7.3. Succès écologique des organismes asexués

Chez les organismes asexués, les processus épigénétiques représentent une stratégie alternative permettant la production de différents phénotypes en absence de différence génétique entre les individus. Ces processus sont d’autant plus importants dans la mesure où ils peuvent sous-tendre à des stratégies écologiques (la plasticité phénotypique ou le bet-hedging) permettant aux organismes asexués de faire face à différents types de fluctuations environnementales (prévisibilité et imprévisibilité des changements, respectivement), mais également en présentant un intérêt évolutif majeur qui est de permettre l’acclimatation et faciliter l’adaptation des organismes dans certaines conditions environnementales. Toutefois, les processus épigénétiques à eux seuls ne suffissent pas à expliquer le succès écologique des organismes asexués.

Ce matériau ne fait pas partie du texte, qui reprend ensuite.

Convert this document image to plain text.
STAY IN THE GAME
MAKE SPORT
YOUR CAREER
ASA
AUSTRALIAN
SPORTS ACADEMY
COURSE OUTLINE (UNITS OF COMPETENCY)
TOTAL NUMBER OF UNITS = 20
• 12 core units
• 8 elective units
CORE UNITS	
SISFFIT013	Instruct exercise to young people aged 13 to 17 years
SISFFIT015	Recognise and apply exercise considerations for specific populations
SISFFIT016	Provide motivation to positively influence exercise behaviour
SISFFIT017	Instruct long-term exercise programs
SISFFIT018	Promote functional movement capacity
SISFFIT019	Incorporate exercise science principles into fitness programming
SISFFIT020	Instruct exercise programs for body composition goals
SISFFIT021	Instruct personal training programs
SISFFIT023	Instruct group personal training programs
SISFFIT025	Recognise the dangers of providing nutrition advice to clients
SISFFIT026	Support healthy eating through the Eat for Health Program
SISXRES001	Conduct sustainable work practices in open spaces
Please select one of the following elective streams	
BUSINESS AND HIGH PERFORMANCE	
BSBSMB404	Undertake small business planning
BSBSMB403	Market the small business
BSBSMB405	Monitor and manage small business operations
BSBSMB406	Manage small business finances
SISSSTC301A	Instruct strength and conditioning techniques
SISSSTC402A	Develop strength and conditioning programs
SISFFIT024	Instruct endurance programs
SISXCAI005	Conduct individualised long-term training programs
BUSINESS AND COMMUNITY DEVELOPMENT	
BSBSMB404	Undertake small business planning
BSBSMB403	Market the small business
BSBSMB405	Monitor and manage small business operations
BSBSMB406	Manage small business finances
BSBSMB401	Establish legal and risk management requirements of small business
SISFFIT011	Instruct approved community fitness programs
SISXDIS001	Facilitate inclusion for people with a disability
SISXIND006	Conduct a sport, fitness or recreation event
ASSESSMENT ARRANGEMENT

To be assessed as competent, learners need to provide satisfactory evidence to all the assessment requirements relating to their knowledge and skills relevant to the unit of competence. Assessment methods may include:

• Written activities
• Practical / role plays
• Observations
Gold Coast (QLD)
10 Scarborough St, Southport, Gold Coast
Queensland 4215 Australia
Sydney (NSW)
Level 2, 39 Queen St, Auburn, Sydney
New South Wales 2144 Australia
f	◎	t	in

7.3.1. Importance de la diversité génétique

Malgré l’absence de différence génétique entre les individus, un point essentiel pour assurer le succès des organismes se reproduisant de manière asexuée est la diversité génétique. Un processus permettant une telle diversité chez certains organismes asexués est l’hybridation (section 1.5.3). Elle entraîne la formation d’un génome réunissant au sein d’un même individu des caractéristiques génétiques des deux parents provenant de populations différentes et donc d’une diversité génétique issue d’adaptations distinctes. L’état hétérozygote des gènes confère, en autre, aux hybrides la possibilité d’exprimer l’un et/ou l’autre des deux allèles pour s’acclimater à différentes conditions. Cela leur permet ainsi d’avoir un potentiel de variation au niveau phénotypique, ainsi que le potentiel de performer dans les mêmes niches écologiques que les espèces parentales ou de coloniser de nouvelles niches (Schultz 1971, Lynch 1984, Arnold et al. 1999). Chez les hybrides C. eos-noegaeus, ces conséquences reliées à leur état hétérozygote peuvent être entrevues au niveau de la variation phénotypique. Par exemple, la comparaison de la forme des arcs pharyngiens montre que les hybrides sont plus semblables à l’espèce paternelle C. eos (Figure 5.4, Chapitre 5). D’autre part, une étude comparant la taille des individus a révélé que dans certains lacs, les hybrides peuvent être plus semblables à l’espèce maternelle C. neogaeus (Mee 2014). Finalement, des caractères nouveaux peuvent également découler de l’hybridation, tels qu’observés au niveau des différentes formules dentaires (Figure 5.2, Chapitre 5) ou de la plasticité phénotypique, résultant en une plus grande sensibilité aux signaux environnementaux comparés aux espèces parentales (Chapitre 5).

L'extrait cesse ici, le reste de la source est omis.